- Born: 25 June 1910
- Died: 11 July 1991 (aged 81)
- Relatives: Ivana Bacik (granddaughter)

= Charles Bacik =

Glass maker (1910–1991)

Charles Bacik (Karel Bačík; 25 June 1910 – 11 July 1991) was a Bohemian-Irish glass manufacturer and co-founder of the modern Waterford Glass.

== Biography ==
He was born in Nová Říše in Bohemia, then a part of the Austro-Hungarian Empire. He went on to study and graduated from Charles University in Prague, and began working in Bohemian glass manufacturing in Světlá nad Sázavou in 1935. By the time of the Communist takeover, he owned four glass factories.
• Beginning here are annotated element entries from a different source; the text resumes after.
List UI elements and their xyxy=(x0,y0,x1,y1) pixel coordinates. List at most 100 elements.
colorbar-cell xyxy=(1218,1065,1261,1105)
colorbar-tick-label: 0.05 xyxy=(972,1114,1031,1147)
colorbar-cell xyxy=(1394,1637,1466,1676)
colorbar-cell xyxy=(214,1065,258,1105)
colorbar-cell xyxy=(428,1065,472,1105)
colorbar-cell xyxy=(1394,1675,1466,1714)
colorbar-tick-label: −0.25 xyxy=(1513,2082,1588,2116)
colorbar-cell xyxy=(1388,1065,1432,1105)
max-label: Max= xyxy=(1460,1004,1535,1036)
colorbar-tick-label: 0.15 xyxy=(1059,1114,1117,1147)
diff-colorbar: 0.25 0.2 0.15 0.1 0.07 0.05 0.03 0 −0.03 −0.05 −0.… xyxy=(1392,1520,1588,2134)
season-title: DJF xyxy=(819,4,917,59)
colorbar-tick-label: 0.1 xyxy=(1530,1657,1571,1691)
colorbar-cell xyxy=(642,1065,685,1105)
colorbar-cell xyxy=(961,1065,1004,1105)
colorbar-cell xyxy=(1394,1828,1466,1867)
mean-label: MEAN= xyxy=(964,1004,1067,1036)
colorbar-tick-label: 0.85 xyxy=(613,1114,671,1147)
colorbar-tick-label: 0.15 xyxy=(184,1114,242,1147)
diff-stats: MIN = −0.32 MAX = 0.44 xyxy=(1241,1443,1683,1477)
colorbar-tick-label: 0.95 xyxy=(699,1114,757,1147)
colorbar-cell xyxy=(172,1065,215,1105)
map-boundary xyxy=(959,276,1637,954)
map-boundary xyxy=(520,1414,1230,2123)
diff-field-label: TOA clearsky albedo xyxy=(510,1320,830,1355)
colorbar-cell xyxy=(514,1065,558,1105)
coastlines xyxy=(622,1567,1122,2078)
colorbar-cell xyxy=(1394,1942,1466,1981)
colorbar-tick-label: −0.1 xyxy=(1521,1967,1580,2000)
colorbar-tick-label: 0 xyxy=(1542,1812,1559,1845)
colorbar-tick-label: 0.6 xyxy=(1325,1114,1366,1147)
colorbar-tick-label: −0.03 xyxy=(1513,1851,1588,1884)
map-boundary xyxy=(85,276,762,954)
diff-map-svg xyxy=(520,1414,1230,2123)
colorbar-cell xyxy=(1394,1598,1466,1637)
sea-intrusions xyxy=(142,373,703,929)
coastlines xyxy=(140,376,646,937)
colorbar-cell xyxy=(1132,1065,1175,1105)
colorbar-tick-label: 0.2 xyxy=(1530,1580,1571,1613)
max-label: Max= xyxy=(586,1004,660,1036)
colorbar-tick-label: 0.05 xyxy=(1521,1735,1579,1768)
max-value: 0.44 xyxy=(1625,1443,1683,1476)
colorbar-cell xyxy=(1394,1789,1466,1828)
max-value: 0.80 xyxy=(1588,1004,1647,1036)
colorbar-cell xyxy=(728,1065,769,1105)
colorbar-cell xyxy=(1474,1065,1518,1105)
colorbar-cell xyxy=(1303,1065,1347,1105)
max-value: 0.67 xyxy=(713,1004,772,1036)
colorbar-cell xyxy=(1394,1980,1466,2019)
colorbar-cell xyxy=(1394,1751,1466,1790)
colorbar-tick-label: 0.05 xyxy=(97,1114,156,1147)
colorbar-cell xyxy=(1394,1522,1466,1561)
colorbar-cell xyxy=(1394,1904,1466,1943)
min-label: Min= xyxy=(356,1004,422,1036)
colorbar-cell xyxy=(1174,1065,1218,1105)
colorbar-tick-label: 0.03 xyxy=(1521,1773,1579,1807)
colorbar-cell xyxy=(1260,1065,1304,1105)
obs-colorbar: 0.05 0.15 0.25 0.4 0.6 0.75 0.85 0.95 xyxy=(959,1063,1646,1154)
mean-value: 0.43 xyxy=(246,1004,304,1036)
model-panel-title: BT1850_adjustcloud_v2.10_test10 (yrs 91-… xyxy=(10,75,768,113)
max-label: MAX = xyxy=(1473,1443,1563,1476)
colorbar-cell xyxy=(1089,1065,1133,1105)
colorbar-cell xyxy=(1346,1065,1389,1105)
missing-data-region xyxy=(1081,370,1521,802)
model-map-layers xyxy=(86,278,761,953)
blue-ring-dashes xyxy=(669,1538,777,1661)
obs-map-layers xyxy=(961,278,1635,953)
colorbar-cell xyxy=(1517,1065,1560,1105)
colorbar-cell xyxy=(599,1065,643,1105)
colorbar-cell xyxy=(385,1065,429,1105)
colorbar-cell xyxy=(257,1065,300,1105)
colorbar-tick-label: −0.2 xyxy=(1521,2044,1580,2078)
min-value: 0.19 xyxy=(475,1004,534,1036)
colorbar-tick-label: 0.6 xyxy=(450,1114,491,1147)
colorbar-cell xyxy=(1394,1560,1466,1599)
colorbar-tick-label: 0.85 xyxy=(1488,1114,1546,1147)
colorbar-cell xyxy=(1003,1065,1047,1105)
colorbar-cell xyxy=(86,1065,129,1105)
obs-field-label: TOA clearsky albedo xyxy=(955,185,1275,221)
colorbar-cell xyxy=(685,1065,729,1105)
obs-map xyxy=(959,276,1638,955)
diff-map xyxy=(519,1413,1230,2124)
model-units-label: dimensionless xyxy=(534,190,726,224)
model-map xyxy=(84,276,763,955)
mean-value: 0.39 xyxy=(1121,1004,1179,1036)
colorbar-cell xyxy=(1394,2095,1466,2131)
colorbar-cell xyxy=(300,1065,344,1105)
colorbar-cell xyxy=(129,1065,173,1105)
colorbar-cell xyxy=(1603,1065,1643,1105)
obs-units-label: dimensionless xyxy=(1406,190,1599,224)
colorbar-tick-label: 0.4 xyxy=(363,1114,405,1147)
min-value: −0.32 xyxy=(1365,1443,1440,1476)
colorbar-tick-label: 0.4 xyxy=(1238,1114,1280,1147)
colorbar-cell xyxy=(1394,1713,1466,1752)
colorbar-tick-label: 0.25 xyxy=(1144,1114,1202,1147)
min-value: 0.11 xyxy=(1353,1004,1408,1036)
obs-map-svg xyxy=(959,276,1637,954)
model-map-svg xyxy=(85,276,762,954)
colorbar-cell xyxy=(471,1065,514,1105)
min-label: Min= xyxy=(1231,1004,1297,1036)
During World War II he was imprisoned by the Nazis.

In 1946, as his factories were nationalised, he emigrated to Ireland. In 1947, in partnership with a Dublin gift shop owner, Bernard Fitzpatrick, he started Waterford Glass. In 1950, the company was in financial difficulties and he ceded ownership to the Irish Glass Bottle Company. He continued to work for the company as a manager until 1974 and as a board member until 1984.

He died in 1991 at Rathmore House, Fiddown, County Kilkenny, Ireland.

His granddaughter, Ivana Bacik, is an Irish politician and academic.

==Sources==
- Brian F. Havel, Maestro of Crystal, Currach Press, 2005, biography of Miroslav Havel, a glass designer who worked with Bacik both in Czechoslovakia and Ireland.